Greybull Elementary School

The Big Horn County School District No. 3 built a new Greybull Elementary School to replace the former school building, which was built in 1919. The old Greybull Elementary School building, now a historic property, had very high energy bills (reaching $50,000 per year), poor indoor air quality, and minimal daylighting. The new school was designed and built to achieve LEED-Silver Certification under the U.S. Green Building Council's LEED for Schools program (LEED NC, Version 2.1). As the first LEED Certified School in Wyoming, Greybull Elementary demonstrates how a high performance school can be constructed, built and operated with reduced environmental impacts and energy costs, while offering a healthy, productive learning environment.

Located in Greybull, WY, the elementary school was completed in August 2007 with a total project cost of $8 million for the 36,000 square foot facility ($222 per square foot). The Wyoming Energy Office paid for the LEED Certification costs at Greybull Elementary. The school is designed to achieve nearly a 50% reduction in energy costs compared to a typical school built to current energy code requirements.

Below is a list of sustainable design features, organized by LEED category. The school achieved 38 points, making it eligible for LEED Silver Certification.

  • Building materials were sourced from nearby suppliers and sustainable sources.
  • Water conserving fixtures are used in bathrooms, faucets and the cafeteria kitchen.
  • The school features a geothermal exchange system for heating and cooling, combined with a well-insulated building envelope and energy efficient windows.
  • Natural daylighting is used in 85% of the interior spaces, including all classrooms, the cafeteria and multi-purpose room, and gymnasium. Indoor lighting levels are designed to automatically adjust based on the level of naturally available daylight.
  • High efficiency fluorescent fixtures (T5 and T5HO indirect luminaires) are installed in classrooms, offices, and corridors with occupancy sensors throughout the building.
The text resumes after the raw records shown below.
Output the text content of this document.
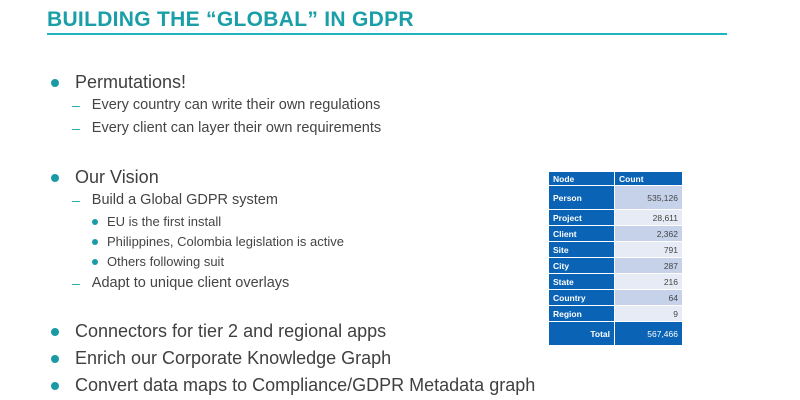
BUILDING THE “GLOBAL” IN GDPR
Permutations!
– Every country can write their own regulations
– Every client can layer their own requirements
Our Vision
– Build a Global GDPR system
EU is the first install
Philippines, Colombia legislation is active
Others following suit
– Adapt to unique client overlays
Connectors for tier 2 and regional apps
Enrich our Corporate Knowledge Graph
Convert data maps to Compliance/GDPR Metadata graph
Node	Count
Person	535,126
Project	28,611
Client	2,362
Site	791
City	287
State	216
Country	64
Region	9
Total	567,466
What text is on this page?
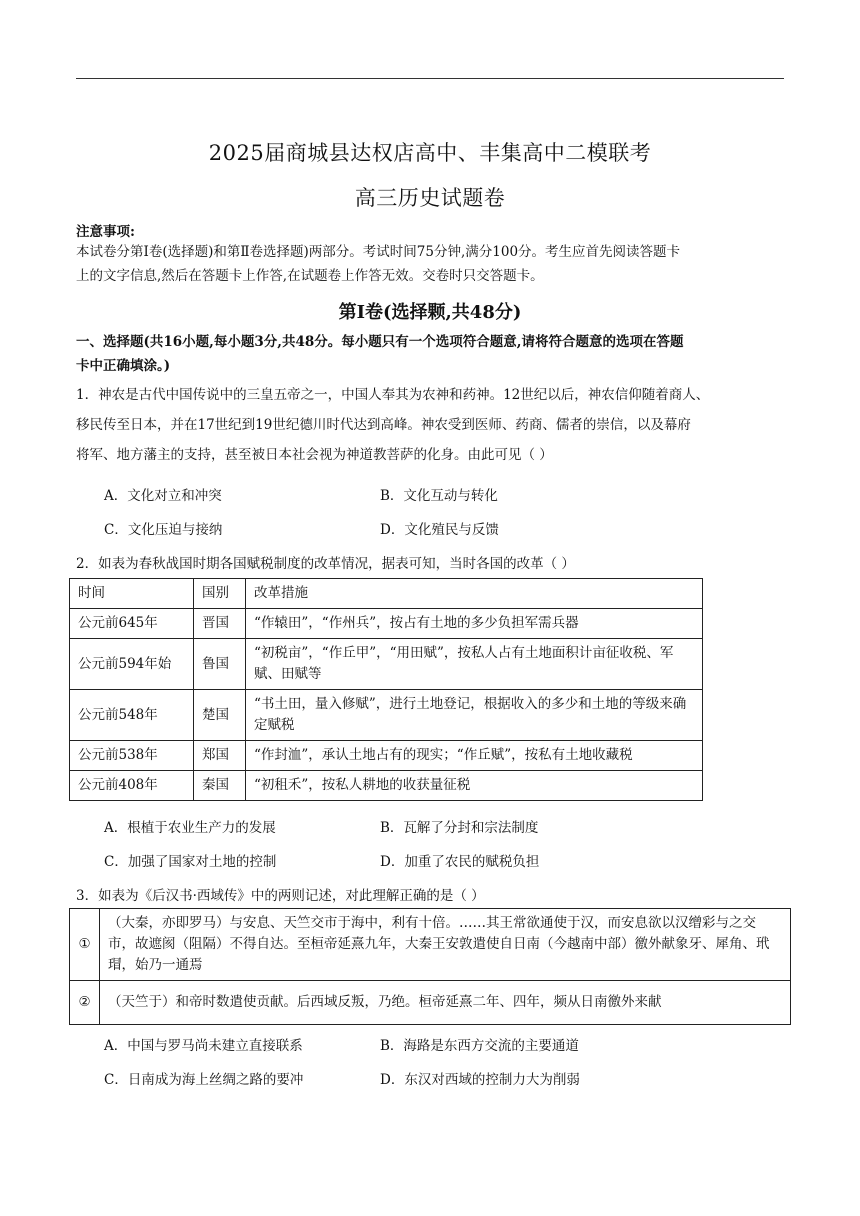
2025届商城县达权店高中、丰集高中二模联考
高三历史试题卷
注意事项:
本试卷分第Ⅰ卷(选择题)和第Ⅱ卷选择题)两部分。考试时间75分钟,满分100分。考生应首先阅读答题卡
上的文字信息,然后在答题卡上作答,在试题卷上作答无效。交卷时只交答题卡。
第Ⅰ卷(选择颗,共48分)
一、选择题(共16小题,每小题3分,共48分。每小题只有一个选项符合题意,请将符合题意的选项在答题
卡中正确填涂。)
1．神农是古代中国传说中的三皇五帝之一，中国人奉其为农神和药神。12世纪以后，神农信仰随着商人、
移民传至日本，并在17世纪到19世纪德川时代达到高峰。神农受到医师、药商、儒者的崇信，以及幕府
将军、地方藩主的支持，甚至被日本社会视为神道教菩萨的化身。由此可见（ ）
A．文化对立和冲突	B．文化互动与转化
C．文化压迫与接纳	D．文化殖民与反馈
2．如表为春秋战国时期各国赋税制度的改革情况，据表可知，当时各国的改革（ ）
时间	国别	改革措施
公元前645年	晋国	“作辕田”，“作州兵”，按占有土地的多少负担军需兵器
公元前594年始	鲁国	“初税亩”，“作丘甲”，“用田赋”，按私人占有土地面积计亩征收税、军赋、田赋等
公元前548年	楚国	“书土田，量入修赋”，进行土地登记，根据收入的多少和土地的等级来确定赋税
公元前538年	郑国	“作封洫”，承认土地占有的现实；“作丘赋”，按私有土地收藏税
公元前408年	秦国	“初租禾”，按私人耕地的收获量征税
A．根植于农业生产力的发展	B．瓦解了分封和宗法制度
C．加强了国家对土地的控制	D．加重了农民的赋税负担
3．如表为《后汉书·西域传》中的两则记述，对此理解正确的是（ ）
①	（大秦，亦即罗马）与安息、天竺交市于海中，利有十倍。……其王常欲通使于汉，而安息欲以汉缯彩与之交市，故遮阂（阻隔）不得自达。至桓帝延熹九年，大秦王安敦遣使自日南（今越南中部）徼外献象牙、犀角、玳瑁，始乃一通焉
②	（天竺于）和帝时数遣使贡献。后西域反叛，乃绝。桓帝延熹二年、四年，频从日南徼外来献
A．中国与罗马尚未建立直接联系	B．海路是东西方交流的主要通道
C．日南成为海上丝绸之路的要冲	D．东汉对西域的控制力大为削弱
The construction specifications restricted the use of carpets, glues or other components with high quantities of certain chemicals, to protect indoor air quality.
  • The school will recycle plastic, paper, glass, cardboard and metal, even serving as a community drop-off point for community recyclables.
  • Educational information is provided for students, including exposed piping and mechanical systems with labels to illustrate energy efficient features.

The School has raised awareness among teachers, students and staff about the importance of conserving resources and protecting the environment. It has also served as a model for future school projects in other Wyoming School Districts, and surrounding states.